Doc – Nelle tue mani 2 e l’irruzione del Covid. Era proprio necessario?
SPOILER ALERT! La squadra di medici guidata da Andrea Fanti (Luca Argentero) perde uno dei suoi componenti più amati. La fiction vorrebbe confrontarsi con la realtà, ma non va fino in fondo e finisce soltanto per deludere.
DOC – Nelle tue mani è (era?) una meraviglia di medical drama all’italiana. Ispirata, con molte licenze romanzesche, alla vera storia di Pierdante Piccioni, medico che, a seguito di un incidente, perdette dodici anni di memorie, la fiction segue le vicende di alcuni dottori che lavorano al reparto di Medicina interna del Policlinico Ambrosiano di Milano.
Nella prima stagione il primario Andrea Fanti (Luca Argentero), medico appassionato e idealista che nel tempo è però divenuto cinico, interessato per vanagloria soltanto alla risoluzione dei casi clinici e indifferente alle vite emotive dei suoi pazienti, si prende un colpo di pistola in testa e perde la memoria degli ultimi dodici anni della sua esistenza, ritrovandosi alle prese con la ricostruzione di sé nonché con l’accettazione e l’elaborazione – in certi casi, persino la risoluzione concreta o simbolica – di alcuni eventi rimossi: la fine del suo matrimonio, la morte del figlio minore per arresto cardiaco, l’allontanamento dalla figlia maggiore, la relazione nel frattempo allacciata (e appunto dimenticata) con Giulia (Matilde Gioli), una collega-allieva dal forte temperamento.

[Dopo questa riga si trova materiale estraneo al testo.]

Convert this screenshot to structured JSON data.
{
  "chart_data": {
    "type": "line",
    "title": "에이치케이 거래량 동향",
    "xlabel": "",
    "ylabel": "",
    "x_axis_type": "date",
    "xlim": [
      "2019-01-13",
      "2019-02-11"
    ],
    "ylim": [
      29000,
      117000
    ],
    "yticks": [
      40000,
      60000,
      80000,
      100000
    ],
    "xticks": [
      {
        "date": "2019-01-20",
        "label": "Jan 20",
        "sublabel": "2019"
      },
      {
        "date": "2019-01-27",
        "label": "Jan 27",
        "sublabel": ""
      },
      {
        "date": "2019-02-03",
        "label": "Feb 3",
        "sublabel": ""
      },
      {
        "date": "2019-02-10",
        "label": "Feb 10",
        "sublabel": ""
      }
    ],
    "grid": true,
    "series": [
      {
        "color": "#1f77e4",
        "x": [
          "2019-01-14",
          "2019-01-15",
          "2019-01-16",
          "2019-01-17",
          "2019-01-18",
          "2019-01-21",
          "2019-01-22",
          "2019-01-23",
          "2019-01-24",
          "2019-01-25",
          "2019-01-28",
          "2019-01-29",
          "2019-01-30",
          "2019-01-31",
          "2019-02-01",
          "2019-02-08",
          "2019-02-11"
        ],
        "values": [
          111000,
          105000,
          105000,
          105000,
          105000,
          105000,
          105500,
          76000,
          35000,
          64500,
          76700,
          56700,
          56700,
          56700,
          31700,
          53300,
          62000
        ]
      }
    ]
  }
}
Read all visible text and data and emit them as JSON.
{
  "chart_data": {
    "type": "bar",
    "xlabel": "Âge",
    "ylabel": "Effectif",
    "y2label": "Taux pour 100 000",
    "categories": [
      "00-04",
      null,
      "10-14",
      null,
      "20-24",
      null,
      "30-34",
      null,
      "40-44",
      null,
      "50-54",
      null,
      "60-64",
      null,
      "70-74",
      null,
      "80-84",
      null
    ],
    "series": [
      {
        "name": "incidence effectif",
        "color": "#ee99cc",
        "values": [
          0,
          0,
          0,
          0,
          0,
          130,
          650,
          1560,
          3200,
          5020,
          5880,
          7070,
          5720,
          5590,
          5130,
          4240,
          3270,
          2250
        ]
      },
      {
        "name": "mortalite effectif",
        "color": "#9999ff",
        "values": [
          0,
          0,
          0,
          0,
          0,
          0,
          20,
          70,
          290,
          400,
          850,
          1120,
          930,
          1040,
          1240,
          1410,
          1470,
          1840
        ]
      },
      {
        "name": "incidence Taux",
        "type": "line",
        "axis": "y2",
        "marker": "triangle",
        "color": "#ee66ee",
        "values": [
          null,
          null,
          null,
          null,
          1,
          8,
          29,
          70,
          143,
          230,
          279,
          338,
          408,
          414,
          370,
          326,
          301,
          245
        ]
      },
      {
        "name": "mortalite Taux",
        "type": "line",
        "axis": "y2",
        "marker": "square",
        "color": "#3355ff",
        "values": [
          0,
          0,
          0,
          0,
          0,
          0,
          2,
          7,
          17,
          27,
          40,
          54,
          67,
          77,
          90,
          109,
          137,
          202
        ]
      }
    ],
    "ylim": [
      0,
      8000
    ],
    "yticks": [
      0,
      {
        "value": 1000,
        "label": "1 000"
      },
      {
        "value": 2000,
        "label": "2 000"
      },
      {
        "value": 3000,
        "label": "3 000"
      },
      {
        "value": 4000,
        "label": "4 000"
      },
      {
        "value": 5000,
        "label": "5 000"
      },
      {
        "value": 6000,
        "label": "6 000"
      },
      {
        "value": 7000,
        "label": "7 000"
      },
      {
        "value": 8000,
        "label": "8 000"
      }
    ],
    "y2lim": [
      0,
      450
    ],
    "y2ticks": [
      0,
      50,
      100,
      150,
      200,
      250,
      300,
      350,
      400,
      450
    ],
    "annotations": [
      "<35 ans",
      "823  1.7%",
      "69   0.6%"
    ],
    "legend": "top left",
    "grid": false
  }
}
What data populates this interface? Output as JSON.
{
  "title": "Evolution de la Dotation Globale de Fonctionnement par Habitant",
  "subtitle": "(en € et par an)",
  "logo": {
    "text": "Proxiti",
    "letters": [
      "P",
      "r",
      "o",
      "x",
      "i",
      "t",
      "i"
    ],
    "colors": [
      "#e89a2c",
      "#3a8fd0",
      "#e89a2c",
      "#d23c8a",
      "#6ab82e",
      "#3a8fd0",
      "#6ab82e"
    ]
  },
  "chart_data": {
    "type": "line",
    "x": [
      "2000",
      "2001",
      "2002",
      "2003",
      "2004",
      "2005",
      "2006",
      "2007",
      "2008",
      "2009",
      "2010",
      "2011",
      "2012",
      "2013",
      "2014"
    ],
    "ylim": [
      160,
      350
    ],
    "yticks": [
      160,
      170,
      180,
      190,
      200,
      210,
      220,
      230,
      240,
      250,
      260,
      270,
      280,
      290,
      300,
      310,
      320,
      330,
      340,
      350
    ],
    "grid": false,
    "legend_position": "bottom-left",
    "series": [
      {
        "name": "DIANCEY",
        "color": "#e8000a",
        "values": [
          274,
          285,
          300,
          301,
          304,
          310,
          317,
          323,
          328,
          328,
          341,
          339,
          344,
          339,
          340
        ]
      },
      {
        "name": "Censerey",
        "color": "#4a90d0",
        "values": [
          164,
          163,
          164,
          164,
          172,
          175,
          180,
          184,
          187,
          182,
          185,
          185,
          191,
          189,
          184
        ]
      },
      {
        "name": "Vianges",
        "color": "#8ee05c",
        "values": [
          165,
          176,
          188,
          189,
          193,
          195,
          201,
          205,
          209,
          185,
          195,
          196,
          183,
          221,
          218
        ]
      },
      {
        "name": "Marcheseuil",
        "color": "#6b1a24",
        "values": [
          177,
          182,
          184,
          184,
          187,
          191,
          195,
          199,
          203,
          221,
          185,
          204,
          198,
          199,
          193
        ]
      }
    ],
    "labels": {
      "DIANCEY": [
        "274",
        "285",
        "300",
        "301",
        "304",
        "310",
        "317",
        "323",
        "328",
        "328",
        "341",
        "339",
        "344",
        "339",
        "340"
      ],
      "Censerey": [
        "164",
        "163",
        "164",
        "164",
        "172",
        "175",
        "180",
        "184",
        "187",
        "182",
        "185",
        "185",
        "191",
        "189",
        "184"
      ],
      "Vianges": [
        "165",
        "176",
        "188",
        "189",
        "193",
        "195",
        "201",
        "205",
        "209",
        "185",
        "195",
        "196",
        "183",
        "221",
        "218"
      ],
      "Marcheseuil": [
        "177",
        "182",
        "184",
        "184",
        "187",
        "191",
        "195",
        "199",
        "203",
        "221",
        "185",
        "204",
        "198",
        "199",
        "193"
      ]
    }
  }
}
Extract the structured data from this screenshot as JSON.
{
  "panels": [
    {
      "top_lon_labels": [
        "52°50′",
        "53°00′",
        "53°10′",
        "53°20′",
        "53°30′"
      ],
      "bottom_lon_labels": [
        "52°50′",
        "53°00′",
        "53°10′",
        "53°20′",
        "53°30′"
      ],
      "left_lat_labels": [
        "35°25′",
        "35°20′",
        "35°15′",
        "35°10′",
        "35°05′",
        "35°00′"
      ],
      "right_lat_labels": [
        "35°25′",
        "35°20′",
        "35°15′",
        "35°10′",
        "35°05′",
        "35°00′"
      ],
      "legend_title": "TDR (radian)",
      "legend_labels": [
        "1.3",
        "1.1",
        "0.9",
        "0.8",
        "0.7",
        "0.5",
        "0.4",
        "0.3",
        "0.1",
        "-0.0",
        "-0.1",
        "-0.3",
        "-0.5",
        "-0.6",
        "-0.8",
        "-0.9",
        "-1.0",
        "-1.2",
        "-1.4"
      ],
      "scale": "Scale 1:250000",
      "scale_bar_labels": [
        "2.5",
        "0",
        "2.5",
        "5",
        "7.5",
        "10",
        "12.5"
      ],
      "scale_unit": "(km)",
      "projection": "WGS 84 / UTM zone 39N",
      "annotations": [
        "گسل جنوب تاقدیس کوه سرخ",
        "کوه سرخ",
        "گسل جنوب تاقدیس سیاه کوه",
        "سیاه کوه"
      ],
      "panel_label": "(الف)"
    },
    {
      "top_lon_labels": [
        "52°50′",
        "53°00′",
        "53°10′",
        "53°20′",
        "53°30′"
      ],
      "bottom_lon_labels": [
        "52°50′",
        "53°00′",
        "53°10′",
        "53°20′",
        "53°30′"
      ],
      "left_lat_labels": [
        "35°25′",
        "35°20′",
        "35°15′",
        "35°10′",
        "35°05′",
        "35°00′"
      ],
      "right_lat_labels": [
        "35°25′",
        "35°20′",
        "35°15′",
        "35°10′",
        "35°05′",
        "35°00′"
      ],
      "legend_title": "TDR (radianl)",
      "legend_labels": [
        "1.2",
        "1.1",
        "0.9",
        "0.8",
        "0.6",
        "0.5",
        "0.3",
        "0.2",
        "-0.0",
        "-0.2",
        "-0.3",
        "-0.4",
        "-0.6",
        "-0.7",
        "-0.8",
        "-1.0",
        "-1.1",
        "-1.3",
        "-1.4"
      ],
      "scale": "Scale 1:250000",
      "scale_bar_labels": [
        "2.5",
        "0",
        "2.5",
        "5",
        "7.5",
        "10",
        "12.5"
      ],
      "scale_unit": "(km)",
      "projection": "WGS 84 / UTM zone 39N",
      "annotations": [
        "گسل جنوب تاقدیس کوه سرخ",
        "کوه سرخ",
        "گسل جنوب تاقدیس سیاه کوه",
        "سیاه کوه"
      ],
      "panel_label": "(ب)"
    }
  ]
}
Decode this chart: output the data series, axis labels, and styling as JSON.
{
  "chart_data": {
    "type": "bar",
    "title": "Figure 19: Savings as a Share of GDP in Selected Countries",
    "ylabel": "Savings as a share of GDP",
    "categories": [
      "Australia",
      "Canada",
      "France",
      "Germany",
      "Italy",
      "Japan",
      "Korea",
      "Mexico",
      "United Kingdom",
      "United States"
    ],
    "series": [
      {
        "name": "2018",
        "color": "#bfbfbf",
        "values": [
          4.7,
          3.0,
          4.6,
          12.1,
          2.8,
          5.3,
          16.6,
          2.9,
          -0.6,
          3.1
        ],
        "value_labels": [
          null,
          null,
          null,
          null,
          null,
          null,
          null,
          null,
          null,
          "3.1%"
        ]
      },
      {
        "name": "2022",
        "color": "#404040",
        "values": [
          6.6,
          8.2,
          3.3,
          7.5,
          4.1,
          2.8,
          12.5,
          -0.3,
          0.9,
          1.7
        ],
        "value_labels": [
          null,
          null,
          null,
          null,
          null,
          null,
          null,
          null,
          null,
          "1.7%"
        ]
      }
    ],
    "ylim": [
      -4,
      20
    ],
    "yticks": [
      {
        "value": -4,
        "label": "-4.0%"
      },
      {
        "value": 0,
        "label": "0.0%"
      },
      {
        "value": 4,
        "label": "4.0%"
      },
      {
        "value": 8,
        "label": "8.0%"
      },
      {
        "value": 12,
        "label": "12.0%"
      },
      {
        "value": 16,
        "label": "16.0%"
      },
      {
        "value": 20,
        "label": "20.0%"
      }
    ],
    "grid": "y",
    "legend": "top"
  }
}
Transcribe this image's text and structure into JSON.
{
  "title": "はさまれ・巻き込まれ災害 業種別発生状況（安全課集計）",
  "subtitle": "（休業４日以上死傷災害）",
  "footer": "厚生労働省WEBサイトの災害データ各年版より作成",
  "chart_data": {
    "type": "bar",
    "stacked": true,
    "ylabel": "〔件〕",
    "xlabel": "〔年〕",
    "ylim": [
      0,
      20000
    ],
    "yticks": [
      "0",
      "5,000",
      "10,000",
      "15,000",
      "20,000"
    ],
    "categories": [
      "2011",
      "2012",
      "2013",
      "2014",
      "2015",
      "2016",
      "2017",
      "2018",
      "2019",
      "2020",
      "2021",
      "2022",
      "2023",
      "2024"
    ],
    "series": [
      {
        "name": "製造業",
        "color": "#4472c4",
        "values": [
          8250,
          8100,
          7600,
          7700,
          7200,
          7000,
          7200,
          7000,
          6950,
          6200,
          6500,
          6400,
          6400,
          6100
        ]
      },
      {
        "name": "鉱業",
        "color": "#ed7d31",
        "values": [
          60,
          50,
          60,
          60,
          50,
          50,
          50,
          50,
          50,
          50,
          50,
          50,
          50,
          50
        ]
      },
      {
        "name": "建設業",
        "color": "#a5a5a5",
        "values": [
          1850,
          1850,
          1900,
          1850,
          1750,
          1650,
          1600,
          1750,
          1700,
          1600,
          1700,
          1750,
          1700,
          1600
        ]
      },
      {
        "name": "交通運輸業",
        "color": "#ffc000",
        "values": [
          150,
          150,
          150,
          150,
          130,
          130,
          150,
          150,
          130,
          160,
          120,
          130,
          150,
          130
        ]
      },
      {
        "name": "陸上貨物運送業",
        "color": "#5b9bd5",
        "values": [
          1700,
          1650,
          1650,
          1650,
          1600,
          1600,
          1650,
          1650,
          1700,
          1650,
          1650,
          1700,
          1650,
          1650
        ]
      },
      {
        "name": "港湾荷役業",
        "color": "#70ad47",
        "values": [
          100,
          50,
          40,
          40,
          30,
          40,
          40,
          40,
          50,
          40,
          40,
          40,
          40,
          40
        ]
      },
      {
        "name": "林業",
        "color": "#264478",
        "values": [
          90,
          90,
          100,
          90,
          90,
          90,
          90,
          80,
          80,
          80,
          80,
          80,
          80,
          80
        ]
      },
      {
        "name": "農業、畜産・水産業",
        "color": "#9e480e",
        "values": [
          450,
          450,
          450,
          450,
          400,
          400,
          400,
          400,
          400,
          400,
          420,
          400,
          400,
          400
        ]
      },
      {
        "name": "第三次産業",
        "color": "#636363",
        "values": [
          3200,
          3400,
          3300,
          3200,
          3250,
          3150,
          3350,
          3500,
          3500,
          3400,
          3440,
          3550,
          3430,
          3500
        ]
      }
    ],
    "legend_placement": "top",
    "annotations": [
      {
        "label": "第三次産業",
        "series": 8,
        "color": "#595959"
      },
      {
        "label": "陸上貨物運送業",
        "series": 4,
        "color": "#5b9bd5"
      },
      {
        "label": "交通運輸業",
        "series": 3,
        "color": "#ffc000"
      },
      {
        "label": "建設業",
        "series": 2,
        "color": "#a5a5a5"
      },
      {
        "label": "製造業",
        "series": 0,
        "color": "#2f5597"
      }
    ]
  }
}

Realtà e fiaba intrecciate: Fanti e i suoi discepoli sono medici-eroi affaticati dall’ospedale, ma tutti giovani, belli e innamorati
Lo staff di Fanti, composto da collaboratori giovani e giovanissimi (tra cui quattro specializzandi), si distingue per gli altissimi standard estetici e l’indiscutibile charme di ognuno: son tutti belli e affascinanti, con un diverso segreto che li fa soffrire e un amore, spesso contrastato o (auto)sabotato, che li fa palpitare. Come qualsiasi medical drama che si rispetti, il realismo – non solo il confronto con la malattia e la morte, ma anche e soprattutto le ordinarie e straordinarie fatiche professionali e relazionali – si stempera nella fiaba, e la credibilità diviene, a ragione, concetto aereo e negoziabile: dopo almeno una dozzina di ore in corsia, freschi come rose, i nostri medici trovano sempre e comunque tempo ed energie per provare a far luce nel guazzabuglio del loro cuore ferito o (provvisoriamente) messo a tacere. Di fronte a ogni finzione che si rispetti, è richiesta la sospensione d’incredulità, e guai se gli sceneggiatori non riuscissero a mantenere l’equilibrio tra frustrazione del sogno e rinnovamento della speranza in un debito happy ending.
In Doc – Nelle tue mani 2 il Covid entra nella fiction e la priva di uno dei suoi principali interpreti, ma era davvero necessario?
Ora che DOC – Nelle tua mani è tornato, per una seconda stagione che si protrarrà per due mesi, qualcosa sembra essersi rotto: nel primo episodio irrompe il Covid; nel secondo, ambientato a distanza di qualche mese, scopriamo che è già stato superato – il focus si sposta sugli strascichi, anche psicologici, che ha lasciato dietro di sé – e che, sul campo, è rimasta una vittima, il dottor Lorenzo Lazzarini (Gianmarco Spaurino), il quale, dopo una brevissima parentesi di felicità, chiude gli occhi per sempre, e tanti saluti.
L’uscita di scena colpisce per la sua precocità: il personaggio, immolato a esigenze più simboliche che narrative, finisce per incarnare il sacrificio compiuto dai medici durante la fase più acuta della pandemia. Vedremo come gli autori hanno scelto di affrontare il tema dell’elaborazione della perdita da parte dei colleghi di Lorenzo e hanno declinato gli spunti già disseminati nelle puntate iniziali.
Viene da chiedersi, tuttavia, se fosse davvero necessario fare della fiction – un luogo che dovrebbe preservarsi in certa misura alieno alla cronaca – una replica di quanto già trova larga e quotidiana rappresentazione mediatica e, soprattutto, fino a che punto linguaggi e codici della fiction siano in grado di rappresentare con la giusta finezza la complessità di un reale che ancora ci sfugge proprio perché tuttora nel processo di compiersi. Da una serie Rai ci saremmo aspettati, forse ingenuamente, altro: un respiro e un sollievo, se non appunto, come promesso dal titolo del primo episodio, addirittura una vita nuova.